I don’t care what you say, The Heretic Anthem is also great. Corey Taylor and particularly Joey Jordison deliver a memorable performance on it. The bombastic drums give the song an energy that transcends its goofiness. This song’s been maligned by memers over the years who made fun of the If you’re 555, then I’m 666 lyric because it supposedly doesn’t mean anything, but personally I’ve taken it as a declaration of difference, you know? A “fuck you, we’re nothing alike” of some sort.

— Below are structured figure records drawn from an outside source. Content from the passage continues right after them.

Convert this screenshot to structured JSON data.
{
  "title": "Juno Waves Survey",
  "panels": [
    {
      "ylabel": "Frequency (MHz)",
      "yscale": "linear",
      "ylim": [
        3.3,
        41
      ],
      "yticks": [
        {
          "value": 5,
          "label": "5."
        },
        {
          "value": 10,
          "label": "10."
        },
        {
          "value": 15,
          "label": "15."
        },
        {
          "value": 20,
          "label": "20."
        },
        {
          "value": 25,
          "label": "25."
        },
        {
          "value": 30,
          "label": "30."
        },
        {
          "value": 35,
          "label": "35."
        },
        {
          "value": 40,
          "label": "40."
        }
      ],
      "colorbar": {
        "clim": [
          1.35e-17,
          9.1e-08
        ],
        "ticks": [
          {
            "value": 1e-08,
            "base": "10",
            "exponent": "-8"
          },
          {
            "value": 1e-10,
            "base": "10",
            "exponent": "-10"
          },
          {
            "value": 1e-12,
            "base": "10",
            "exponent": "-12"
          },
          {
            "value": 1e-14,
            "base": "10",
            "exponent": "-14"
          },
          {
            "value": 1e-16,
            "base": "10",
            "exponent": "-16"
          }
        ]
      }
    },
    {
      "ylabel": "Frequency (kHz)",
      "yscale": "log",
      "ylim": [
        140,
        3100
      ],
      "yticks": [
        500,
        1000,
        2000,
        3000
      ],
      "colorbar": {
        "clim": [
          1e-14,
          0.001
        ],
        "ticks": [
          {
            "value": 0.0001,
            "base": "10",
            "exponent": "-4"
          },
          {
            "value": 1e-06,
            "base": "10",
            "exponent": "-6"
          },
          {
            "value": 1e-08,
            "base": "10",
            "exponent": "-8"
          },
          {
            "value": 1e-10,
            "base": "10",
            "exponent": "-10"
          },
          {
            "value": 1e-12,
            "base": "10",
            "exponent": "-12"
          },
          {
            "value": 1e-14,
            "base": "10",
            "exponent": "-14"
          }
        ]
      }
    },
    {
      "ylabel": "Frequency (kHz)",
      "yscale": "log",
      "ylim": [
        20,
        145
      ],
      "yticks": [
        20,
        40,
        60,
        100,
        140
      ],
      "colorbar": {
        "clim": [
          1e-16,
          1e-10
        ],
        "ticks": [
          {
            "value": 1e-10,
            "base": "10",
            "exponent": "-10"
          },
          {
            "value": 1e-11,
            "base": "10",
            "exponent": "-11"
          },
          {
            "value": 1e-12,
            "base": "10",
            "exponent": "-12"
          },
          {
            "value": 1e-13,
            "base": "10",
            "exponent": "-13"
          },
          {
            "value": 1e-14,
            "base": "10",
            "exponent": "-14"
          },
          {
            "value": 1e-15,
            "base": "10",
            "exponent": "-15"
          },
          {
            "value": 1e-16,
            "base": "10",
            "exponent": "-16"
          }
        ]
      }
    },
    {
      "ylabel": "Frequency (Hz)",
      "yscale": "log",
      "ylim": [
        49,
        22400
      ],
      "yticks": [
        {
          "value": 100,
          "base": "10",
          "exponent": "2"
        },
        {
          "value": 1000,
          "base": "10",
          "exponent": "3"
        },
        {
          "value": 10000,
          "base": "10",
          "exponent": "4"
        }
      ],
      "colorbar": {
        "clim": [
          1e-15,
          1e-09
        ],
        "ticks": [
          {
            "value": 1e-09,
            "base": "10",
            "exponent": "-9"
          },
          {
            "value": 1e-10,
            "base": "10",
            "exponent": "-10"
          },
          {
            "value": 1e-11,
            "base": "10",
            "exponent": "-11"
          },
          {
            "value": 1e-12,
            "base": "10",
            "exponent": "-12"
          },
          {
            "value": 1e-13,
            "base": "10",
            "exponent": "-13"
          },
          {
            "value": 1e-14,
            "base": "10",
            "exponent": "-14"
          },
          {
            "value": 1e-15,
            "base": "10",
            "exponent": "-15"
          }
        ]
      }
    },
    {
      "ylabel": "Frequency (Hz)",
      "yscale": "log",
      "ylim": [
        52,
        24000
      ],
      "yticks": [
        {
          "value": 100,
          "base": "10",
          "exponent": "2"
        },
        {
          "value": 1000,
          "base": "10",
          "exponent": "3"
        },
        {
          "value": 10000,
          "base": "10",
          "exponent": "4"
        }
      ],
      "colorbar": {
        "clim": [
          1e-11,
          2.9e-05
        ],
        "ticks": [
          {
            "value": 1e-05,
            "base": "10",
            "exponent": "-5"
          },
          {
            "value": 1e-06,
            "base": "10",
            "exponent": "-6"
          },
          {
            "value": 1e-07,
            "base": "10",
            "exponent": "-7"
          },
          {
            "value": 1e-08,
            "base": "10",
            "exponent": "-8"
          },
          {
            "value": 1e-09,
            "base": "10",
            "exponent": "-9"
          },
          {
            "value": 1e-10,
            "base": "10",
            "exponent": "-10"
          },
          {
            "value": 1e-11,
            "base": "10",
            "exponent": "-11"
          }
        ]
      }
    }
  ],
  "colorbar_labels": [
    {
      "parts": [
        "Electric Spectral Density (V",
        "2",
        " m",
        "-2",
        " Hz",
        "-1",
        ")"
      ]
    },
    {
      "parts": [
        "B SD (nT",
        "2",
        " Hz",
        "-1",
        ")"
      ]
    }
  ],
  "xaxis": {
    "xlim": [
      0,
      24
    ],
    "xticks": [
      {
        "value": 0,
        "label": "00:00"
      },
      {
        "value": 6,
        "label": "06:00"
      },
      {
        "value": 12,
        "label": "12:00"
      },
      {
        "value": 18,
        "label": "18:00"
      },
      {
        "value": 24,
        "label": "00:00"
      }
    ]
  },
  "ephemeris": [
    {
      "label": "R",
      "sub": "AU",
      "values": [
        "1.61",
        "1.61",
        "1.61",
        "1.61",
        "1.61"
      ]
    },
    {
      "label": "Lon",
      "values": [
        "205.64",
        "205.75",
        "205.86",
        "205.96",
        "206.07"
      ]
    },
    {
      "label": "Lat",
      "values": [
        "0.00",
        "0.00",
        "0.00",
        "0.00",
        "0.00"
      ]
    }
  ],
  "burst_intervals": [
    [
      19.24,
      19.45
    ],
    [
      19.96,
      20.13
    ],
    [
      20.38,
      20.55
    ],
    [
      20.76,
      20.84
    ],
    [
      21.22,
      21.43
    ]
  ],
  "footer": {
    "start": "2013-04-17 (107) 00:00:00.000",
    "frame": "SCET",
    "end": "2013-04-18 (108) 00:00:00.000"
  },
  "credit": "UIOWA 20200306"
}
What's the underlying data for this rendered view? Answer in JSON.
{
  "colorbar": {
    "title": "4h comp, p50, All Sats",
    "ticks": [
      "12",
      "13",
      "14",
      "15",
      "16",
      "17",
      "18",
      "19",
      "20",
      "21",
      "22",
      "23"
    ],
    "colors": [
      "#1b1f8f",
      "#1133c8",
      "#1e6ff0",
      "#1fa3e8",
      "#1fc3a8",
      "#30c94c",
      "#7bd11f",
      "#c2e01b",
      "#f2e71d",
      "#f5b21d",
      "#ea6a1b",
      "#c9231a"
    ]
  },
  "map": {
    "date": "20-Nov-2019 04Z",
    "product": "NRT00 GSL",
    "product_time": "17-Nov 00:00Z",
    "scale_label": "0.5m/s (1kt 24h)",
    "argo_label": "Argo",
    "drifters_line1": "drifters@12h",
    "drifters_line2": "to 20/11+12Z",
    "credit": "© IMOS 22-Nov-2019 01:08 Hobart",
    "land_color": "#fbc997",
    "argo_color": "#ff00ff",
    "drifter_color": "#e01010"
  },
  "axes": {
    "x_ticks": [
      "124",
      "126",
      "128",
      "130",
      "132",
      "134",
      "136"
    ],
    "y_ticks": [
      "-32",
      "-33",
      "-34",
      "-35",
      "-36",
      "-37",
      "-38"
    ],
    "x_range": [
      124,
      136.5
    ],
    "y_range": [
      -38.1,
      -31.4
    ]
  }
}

Of course, there’s Left Behind too. One of the crown jewels of Slipknot’s entire discography. Mick Thompson and Jim Root’s guitar riffs and the so-catchy-the-Beatles-could-harmonize-to-it chorus are really the showstopper of the track. It’s one of the most commercial songs on Iowa, but it is so dark and painful that it doesn’t spoil the mood one bit. There’s not a single note out of place on that song.
The dark side of Iowa
But what about the dark side of Iowa? The one half the people who owned the album never even played? I’ve talked about The Shape earlier. I’m not too crazy about I am Hated either, which has another unfortunate occurrence of Corey rapping on it. But it has some tremendous dark cuts on it. Some of you are familiar with brooding, erratic New Abortion witht the anthemic chorus You can’t take my soul away from meeee, but what if I told you there were even better songs on it?
There’s Metabolic, which is a powerful, passionate but conventionally enjoyable Slipknot song. But I think the real showstopper no one is talking about is Skin Ticket. It’s a more industrial, mid-tempo cut that doesn’t seem like it belongs on Iowa to begin with, but that builds up and explodes into one of Corey’s most raw and sincere performances where he screams in repetition: KEEEPING MYSELF ALIIIIVE. KEEEPING MYSELF ALIIIVE. What it lacks in aggression, it compensates for in dramatic build up.
Iowa is fucking awesome from cover to cover. It’s passionate and inspired. There are songs that don’t live up to the best cuts on the record, but no real stinker or filler. It is slightly eclipsed in history by its catchier successor Vol. III: The Subliminal Verses, but Iowa is really where their musical identity became clear. This odd, unlikely mix of radio rock and extreme metal, like music critic Finn McKenty explained.
Slipknot never really fit into nu metal because they were blazing their own path instead of following the trend like every frosted-tip haired weirdo back then. The band itself was too unique and idiosyncratic to start their own musical movement, but they’re good enough to have never really gone out of style in twenty years. Long live Slipknot! Long live Iowa, a true twenty-first century classic.